Great communication is at the heart of any successful business – we all know that, right? But it’s not just about shouting about your amazing product or service. It’s making sure that the communication within your own company is in top shape. In one survey, a worrying 86% of workers cited ineffective communication for workplace failures. So, here’s how to fix it if things go wrong.

Take your time

If things have gone awry with your company’s communications somewhere, it’s tempting to storm in there straightaway to sort it all out. But exercising caution is more sensible, so you can really get to the root of the problem. Don’t assume the first, most obvious reason you find is the right one. Money Crashers advises handling communication breakdown this way: “gather and confirm information before making a decision…focus on problems, not personalities.” It’s a smart way to ensure you don’t point fingers and instead, focus on the solution.

It’s good to talk…

Company leaders who are clear and open about what’s expected of their employees, who share successes and explain what that big next project is all about are doing the right thing. But all too often, the top brass in an organisation operate on a ‘need to know’ basis with their employees, doesn’t share any updates and, as a result, creates a culture of secrecy. It’s a big mistake.  Refresh Leadership showed 33.5% of people thought ‘poor leadership’ was the biggest cause of communication breakdown. So remember to keep your team in the loop – it’ll help restore those bonds.

…but listening is better

Because of course, just talking at your employees won’t help.
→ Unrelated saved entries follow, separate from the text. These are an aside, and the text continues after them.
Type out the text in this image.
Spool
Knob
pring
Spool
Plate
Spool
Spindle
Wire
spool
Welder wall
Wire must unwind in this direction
It’s just as crucial to make sure you actively listen to them, too. “[This] means you make a conscious effort to truly hear what the other person is saying—in their words as well as their body language,” according to the Seattle PI blog. “Practice holding off thinking about how to respond or interrupting until you have thoroughly heard what they are saying.” Remember that successful communication is a two-way street, and taking on board your employee’s feedback will make them feel more valued.

Be flexible with your approach

Think about how different each of your employees are before working out the best way to fix communication with them. You have the opportunity to build individual relationships that can pay real dividends.  Refresh Leadership say “It’s important to stay up to date on how people are communicating and be able to flex to a style or technology that best suits your message and your audience.” You may need to adapt to your employees’ different generations, adds HR magazine: “Each generation has its own communication style, as well as distinct values and feedback needs. Conflicts between baby boomers and generations X, Y and Z often occur when communication and engagement falter.” So think about your delivery and what channel they would be most receptive to.

Always be positive

Dealing with a problem like communication failure is no picnic, but if you can stay positive with the way you approach it, it will have a beneficial impact on those around you. “Even the harshest feedback can and should be delivered in a positive, supportive, team-centric manner,” says Seattle PI. “Stay focused on behaviour or performance and not character.” Also make sure your body language is sending the right message. “If you slouch, jam your hands into your pockets, shuffle your feet and avoid eye contact, people will get the impression you don’t want to communicate with them,” says So put down that smartphone, look at someone in the eye and start repairing the communication breakdown.